Bronze Age burials at Inverness Asda site
- 15 September 2010
- From the section Highlands & Islands
A Bronze Age burial site has been uncovered at the planned location of the Highlands' first Asda supermarket.
Archaeologists found an area of cremation pits surrounded by a ring ditch at Slackbuie, in Inverness.
Almost 2,000 flints were also recovered from the field on the city's distributor road.
Pieces of Neolithic pottery known as Unstan Ware were also discovered during digs led by Edinburgh-based NG Archaeology Services.
The details are contained in an interim report following excavations made last November through to May this year as part of the store's planning process.

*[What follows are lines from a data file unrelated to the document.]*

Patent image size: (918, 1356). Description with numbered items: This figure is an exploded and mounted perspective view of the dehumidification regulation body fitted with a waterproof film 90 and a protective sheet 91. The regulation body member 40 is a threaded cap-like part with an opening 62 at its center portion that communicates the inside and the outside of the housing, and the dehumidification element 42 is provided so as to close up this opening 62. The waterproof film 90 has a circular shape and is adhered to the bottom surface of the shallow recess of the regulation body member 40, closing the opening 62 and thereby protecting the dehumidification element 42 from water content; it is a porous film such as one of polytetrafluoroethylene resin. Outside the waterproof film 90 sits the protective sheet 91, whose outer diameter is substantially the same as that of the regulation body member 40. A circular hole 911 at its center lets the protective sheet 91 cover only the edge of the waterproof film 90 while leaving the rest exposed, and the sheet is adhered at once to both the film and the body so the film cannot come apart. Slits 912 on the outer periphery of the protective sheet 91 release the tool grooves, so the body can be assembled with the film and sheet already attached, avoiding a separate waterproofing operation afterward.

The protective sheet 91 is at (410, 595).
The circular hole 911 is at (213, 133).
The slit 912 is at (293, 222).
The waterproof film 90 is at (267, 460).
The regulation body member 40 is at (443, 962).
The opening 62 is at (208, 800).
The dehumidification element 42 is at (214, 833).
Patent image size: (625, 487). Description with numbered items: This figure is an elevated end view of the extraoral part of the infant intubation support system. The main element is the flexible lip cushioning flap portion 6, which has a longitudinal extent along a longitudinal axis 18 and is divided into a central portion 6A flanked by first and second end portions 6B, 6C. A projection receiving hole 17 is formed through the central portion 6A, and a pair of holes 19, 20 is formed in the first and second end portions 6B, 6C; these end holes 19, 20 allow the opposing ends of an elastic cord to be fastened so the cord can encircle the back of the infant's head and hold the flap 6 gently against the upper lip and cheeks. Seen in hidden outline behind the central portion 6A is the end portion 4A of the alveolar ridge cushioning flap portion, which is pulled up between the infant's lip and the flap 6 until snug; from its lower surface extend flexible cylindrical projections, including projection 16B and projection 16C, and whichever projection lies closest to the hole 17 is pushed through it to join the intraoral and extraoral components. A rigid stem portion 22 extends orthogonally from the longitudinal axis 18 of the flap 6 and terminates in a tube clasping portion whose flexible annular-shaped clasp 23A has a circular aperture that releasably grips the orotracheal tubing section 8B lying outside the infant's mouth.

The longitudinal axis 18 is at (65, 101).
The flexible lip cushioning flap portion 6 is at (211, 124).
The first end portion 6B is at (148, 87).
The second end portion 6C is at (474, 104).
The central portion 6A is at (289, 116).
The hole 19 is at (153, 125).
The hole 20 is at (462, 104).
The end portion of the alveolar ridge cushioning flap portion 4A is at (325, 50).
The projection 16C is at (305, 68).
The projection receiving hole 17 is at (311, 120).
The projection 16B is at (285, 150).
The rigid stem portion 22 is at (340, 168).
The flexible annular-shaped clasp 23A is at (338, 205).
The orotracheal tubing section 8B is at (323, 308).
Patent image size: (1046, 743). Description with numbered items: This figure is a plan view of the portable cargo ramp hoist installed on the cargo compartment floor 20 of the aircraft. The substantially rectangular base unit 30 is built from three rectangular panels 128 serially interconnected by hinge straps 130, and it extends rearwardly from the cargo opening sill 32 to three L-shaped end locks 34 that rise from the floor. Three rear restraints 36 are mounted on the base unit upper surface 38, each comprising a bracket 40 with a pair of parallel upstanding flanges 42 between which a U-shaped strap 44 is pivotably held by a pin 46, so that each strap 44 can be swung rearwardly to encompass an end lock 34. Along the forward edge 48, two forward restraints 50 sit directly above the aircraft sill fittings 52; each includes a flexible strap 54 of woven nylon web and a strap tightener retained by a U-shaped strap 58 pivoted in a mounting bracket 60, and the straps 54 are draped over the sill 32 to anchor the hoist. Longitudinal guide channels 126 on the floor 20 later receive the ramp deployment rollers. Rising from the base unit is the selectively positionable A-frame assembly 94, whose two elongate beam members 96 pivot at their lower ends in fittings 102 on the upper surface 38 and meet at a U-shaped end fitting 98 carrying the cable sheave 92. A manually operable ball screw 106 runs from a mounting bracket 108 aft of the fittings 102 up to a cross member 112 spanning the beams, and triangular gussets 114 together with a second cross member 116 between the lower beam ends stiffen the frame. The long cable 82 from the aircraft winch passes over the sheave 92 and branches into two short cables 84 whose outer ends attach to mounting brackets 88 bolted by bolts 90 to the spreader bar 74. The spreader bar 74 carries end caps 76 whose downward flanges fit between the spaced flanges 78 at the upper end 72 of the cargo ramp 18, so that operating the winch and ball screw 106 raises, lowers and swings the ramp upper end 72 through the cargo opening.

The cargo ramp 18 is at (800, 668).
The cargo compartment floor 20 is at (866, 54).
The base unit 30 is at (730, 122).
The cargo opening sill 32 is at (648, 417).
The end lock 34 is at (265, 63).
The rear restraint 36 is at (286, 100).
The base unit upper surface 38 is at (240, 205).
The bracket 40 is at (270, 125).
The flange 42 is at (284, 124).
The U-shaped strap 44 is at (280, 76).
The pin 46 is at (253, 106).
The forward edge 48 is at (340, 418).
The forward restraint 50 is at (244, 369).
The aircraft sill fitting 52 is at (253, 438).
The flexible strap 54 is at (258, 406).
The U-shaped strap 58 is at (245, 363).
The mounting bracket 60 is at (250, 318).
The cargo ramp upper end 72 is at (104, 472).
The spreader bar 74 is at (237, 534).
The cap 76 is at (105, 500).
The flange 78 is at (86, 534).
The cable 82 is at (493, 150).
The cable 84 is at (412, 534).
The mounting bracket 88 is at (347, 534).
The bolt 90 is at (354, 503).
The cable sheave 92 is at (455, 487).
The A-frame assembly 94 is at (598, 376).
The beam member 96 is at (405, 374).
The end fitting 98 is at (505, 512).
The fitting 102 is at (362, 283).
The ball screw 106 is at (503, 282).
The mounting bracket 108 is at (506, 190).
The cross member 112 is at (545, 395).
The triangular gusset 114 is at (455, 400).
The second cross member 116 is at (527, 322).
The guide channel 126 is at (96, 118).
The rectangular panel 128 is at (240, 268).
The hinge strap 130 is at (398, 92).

A full report will be published later.
The finds are similar in date to others made along what is known as the Culduthel ridge.
Unstan Ware takes its name from the cairn of Unstan on Orkney where large quantities of the pottery style were discovered during its excavation in 1858.
Asda plans to build a superstore and filling station.
The outline planning application was called in by Scottish ministers and given consent following a public inquiry.
Last year, Highland Council dropped plans to take the Scottish government to court for allowing Asda to build a store without paying anything towards necessary road improvements.
To avoid further lengthy delays to its plans, Asda struck a deal with the local authority limiting to £1.5m the cost it would pay for road upgrading at the Inshes roundabout and A9 interchange, if the work was needed.
On the finds made at Slackbuie, a spokeswoman said: "Asda has satisfied all the conditions regarding the archaeological survey and is now free to continue with our planning proposals for a supermarket at Slackbuie, Inverness.
"We are confident that we have removed all items of interest but we will continue to work closely with the Highland Council's archaeology department in case of any future finds."